È fisiologico che, in una realtà territoriale in cui la trasparenza amministrativa non è una virtù, si sviluppino pratiche di interferenze illecite nella conduzione amministrativa degli enti, negli appalti dubbi e nell’affidamento dei servizi e delle forniture, gare strane e incomprensibili proroghe negli affidamenti.
Basti solo ricordare che l’Asp di Locri ha continuato a retribuire personaggi destinatari di condanna, seppur non definitiva, per mafia e diversi altri reati. Fra costoro, c’è stato anche Alessandro Marcianò, l’ex caposala dell’ospedale di Locri, accusato come mandante dell’ex presidente del Consiglio regionale, Francesco Fortugno.
Molto grave è risultata la gestione finanziaria dell’ASP, dove si liquidavano fatture anche due o tre volte alle strutture convenzionate. È significativo che siano finiti in carcere gli amministratori di Villa Aurora, per lo scandalo societario che li ha visti incassare dalla Regione grosse somme non dovute.
Ancor più emblematico che il responsabile dell’ufficio pagamenti dell’Azienda, si sia auto liquidato grosse cifre, circa 210 mila euro, ed abbia incassato somme consistenti destinate alla moglie, anche dopo la morte della stessa.
Incongruenze importanti hanno riguardato anche il servizio residenziale per i pazienti psichiatrici, per problemi riconducibili ad anomalie nel sistema dell’accreditamento delle strutture.
Questo sistema ha portato ad una sistematica conflittualità tra la Regione e le strutture private convenzionate tanto che le stesse più volte hanno organizzato proteste e minacciato serrate interrompendo l’accesso alle loro prestazioni e non accettando le impegnative.
Ai privati è stato garantito il funzionamento in regime di proroga come ha previsto anche il Decreto del Commissario Ad Acta Cotticelli n. 37 del 22 febbraio 2019.
Potere al popolo di Reggio Calabria denuncia l’estrema gravità di questa situazione, rifiutando il teorema che lo stato di emergenza lo debbano pagare, ancora una volta, i cittadini bisognosi di prestazioni sanitarie di qualità e non da Paese terremotato.

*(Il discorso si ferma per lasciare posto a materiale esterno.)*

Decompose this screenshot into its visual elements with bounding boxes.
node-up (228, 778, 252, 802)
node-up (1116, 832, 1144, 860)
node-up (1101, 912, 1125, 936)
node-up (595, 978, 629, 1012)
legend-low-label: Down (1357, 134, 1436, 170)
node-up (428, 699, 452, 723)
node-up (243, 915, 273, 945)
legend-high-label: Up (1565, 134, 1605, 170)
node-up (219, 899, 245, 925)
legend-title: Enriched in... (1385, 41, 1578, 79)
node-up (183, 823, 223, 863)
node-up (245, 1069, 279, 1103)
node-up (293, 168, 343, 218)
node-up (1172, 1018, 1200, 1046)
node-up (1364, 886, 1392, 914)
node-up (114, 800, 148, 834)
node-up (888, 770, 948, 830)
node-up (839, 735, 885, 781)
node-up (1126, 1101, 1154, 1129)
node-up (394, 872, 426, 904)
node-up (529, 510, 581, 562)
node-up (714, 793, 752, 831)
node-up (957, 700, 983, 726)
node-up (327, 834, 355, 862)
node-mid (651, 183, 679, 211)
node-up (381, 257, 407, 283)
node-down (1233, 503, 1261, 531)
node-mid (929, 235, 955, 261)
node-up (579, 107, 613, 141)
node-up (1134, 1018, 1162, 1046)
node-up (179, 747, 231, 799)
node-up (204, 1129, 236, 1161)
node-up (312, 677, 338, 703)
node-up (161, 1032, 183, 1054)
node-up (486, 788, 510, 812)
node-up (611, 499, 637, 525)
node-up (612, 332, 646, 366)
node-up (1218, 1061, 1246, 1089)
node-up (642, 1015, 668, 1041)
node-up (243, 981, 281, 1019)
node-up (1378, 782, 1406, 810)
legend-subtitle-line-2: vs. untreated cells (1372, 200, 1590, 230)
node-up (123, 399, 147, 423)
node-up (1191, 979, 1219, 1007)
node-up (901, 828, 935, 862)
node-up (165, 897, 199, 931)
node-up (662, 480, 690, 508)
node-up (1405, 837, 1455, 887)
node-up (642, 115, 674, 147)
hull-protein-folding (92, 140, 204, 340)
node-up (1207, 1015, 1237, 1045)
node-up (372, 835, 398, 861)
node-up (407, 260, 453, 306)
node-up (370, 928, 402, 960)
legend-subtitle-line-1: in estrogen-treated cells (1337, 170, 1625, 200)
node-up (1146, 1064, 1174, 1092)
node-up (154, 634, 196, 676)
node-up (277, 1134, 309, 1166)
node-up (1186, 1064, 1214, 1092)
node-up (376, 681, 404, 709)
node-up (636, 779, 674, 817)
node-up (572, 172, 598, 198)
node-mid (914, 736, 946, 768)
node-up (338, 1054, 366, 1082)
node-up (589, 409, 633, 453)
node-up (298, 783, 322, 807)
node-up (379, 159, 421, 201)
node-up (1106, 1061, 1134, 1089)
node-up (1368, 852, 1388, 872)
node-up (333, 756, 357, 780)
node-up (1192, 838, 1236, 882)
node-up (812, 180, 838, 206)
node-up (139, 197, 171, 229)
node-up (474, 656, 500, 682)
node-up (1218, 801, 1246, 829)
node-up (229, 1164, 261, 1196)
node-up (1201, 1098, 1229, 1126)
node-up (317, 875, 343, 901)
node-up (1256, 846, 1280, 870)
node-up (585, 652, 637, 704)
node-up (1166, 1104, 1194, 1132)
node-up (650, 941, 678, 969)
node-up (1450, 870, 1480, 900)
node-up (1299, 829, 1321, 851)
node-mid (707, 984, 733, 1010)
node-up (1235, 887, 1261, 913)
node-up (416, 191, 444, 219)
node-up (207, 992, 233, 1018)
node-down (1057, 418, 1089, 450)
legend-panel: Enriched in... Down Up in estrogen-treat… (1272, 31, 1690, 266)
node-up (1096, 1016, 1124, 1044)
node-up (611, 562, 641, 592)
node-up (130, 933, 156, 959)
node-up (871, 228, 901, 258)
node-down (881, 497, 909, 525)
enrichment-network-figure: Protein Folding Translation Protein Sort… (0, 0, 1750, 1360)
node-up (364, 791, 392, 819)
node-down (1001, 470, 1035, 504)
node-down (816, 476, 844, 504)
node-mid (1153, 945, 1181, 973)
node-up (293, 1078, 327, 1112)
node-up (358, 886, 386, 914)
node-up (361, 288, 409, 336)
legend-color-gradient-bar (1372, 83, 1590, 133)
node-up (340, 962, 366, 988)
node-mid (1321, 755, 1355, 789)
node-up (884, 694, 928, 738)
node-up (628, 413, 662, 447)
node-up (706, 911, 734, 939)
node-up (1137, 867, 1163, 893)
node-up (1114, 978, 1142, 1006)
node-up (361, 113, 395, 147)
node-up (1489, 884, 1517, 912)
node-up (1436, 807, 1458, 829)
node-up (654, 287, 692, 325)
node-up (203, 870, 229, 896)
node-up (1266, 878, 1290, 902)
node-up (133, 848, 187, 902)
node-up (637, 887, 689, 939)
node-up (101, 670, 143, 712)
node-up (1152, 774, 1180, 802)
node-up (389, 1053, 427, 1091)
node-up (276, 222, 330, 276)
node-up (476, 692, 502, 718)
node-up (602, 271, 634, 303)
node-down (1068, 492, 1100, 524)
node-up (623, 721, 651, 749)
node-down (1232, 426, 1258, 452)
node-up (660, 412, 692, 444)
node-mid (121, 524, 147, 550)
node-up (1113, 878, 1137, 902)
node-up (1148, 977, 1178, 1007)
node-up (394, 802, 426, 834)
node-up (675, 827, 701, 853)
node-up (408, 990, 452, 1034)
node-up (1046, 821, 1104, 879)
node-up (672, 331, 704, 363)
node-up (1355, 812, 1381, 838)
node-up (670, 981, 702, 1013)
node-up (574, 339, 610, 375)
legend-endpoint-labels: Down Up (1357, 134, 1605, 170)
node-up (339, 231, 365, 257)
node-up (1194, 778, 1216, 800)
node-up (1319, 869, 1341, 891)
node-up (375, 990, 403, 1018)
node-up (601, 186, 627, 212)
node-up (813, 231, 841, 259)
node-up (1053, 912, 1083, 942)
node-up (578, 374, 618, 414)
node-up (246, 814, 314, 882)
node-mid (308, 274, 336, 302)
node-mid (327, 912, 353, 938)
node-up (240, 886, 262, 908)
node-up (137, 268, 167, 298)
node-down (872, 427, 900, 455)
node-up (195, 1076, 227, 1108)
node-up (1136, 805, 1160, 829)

La sanità calabrese si può rilanciare a partire dalla chiusura dei tanti commissariamenti e da una programmazione che metta, finalmente, al centro dell’interesse, l’assistito.
Bisogna ridare slancio e dignità alla sanità pubblica, togliendo il profitto da un settore fondamentale per tutti i cittadini, rompendo quel meccanismo che vede troppo spesso la gestione della sanità mero strumento di potere, di controllo, centro di clientele e malaffare.
È ormai ineludibile un piano di programmazione poliennale che, invece del rientro finanziario, guardi seriamente alla realizzazione dei presidi ospedalieri già in itinere e ne sblocchi quelli in fase di progettazione come quello Metropolitano di Reggio Calabria.
Il governo deve, urgentemente, superare il mancato turn-over (è da dieci anni che non si assume più) e procedere velocemente al reclutamento del personale sanitario mancante (circa 8.000 unità in tutta la Calabria, tra paramedici e specialisti, non dimenticando anche l’ulteriore personale che sarà posto a breve in pensione con l’istituto della cosiddetta quota 100).
Lo sfascio del malgoverno della sanità non possono pagarlo sempre i cittadini incolpevoli!